Larson held up a hand. “I couldn’t go that far. Couldn’t and wouldn’t, not after what had happened to the poor sod. But I told him he’d have to hand over the business, as it was the only way I could see to save it. He wasn’t going to stop.”
“Stop?”
“Trying to get the killer brought to justice.”
“The police thought it was a prank gone very bad, not a premeditated murder. Not a murder at all.”
“It certainly could have been, but Jon didn’t see it that way. He adored that boy. He was devoted enough to all the children, but he was particularly mad about Jamie. He was the sort of dad we all want to be and we all wish we had, if you know what I mean. They deep-sea-fished, they skied, they surfed, they backpacked in Asia. When Jon said the boy’s name, he just blazed with pride.”

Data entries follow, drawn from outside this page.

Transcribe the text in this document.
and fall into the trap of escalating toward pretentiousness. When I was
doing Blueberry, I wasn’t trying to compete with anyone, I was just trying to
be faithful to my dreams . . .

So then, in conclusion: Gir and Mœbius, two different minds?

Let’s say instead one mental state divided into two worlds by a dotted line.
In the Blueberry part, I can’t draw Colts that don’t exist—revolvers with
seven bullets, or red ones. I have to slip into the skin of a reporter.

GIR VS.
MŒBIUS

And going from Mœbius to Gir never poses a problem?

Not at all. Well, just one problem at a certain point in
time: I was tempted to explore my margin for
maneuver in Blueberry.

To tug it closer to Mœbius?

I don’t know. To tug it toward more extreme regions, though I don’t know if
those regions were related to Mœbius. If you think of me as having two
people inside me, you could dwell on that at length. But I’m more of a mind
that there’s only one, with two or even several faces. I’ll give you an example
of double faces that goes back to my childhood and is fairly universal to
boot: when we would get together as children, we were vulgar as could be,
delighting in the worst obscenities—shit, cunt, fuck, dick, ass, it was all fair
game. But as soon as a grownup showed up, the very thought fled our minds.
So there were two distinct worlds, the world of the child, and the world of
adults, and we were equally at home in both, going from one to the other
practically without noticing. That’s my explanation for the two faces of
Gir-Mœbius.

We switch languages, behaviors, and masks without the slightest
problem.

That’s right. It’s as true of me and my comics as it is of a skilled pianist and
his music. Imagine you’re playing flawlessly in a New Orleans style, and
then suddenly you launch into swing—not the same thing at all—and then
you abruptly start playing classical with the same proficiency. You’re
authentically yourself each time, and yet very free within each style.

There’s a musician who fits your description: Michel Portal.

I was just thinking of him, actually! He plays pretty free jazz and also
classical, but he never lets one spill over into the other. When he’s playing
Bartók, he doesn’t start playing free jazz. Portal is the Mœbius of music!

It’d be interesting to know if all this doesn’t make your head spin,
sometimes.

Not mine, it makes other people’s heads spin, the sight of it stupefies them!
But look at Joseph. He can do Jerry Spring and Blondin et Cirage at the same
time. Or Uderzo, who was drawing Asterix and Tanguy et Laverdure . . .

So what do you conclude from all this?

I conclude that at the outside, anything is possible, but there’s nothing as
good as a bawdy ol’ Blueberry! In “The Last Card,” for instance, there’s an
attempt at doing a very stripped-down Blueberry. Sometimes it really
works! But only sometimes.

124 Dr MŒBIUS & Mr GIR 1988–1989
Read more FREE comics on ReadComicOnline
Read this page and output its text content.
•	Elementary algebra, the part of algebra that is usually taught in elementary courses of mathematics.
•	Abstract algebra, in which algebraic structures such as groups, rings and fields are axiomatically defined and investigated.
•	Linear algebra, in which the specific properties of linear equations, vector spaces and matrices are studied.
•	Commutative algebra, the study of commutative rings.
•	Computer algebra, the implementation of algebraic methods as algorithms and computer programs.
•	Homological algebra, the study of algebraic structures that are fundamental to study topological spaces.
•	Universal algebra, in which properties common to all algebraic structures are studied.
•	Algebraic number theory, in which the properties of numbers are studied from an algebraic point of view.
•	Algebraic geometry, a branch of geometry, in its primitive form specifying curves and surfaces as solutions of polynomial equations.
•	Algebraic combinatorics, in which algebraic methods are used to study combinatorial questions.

“I’ve heard the boy was…” Lynley sought a word. “I’ve heard he was rather difficult for the local children in Pengelly Cove.”
Larson drew his eyebrows together. They were thin brows, rather womanly. Lynley wondered if the man had them waxed. “I don’t know about that. He was essentially a good kid. Oh, perhaps he was a bit full of himself, considering the family probably had a good deal more money than the village children’s families, and considering the preferential treatment he got from his dad. But what boy that age isn’t full of himself anyway?”
Larson went on to complete the story, one that took a turn that was sad but not unusual, given what Lynley knew about families who faced the anguish of a child’s untimely death. Not long after Parsons lost the business, his wife divorced him. She returned to university as a mature student, completed her education, and ultimately became head teacher at the local comprehensive. Larson thought she’d remarried as well, somewhere along the line, but he wasn’t certain. Someone at the comprehensive would likely be able to tell him.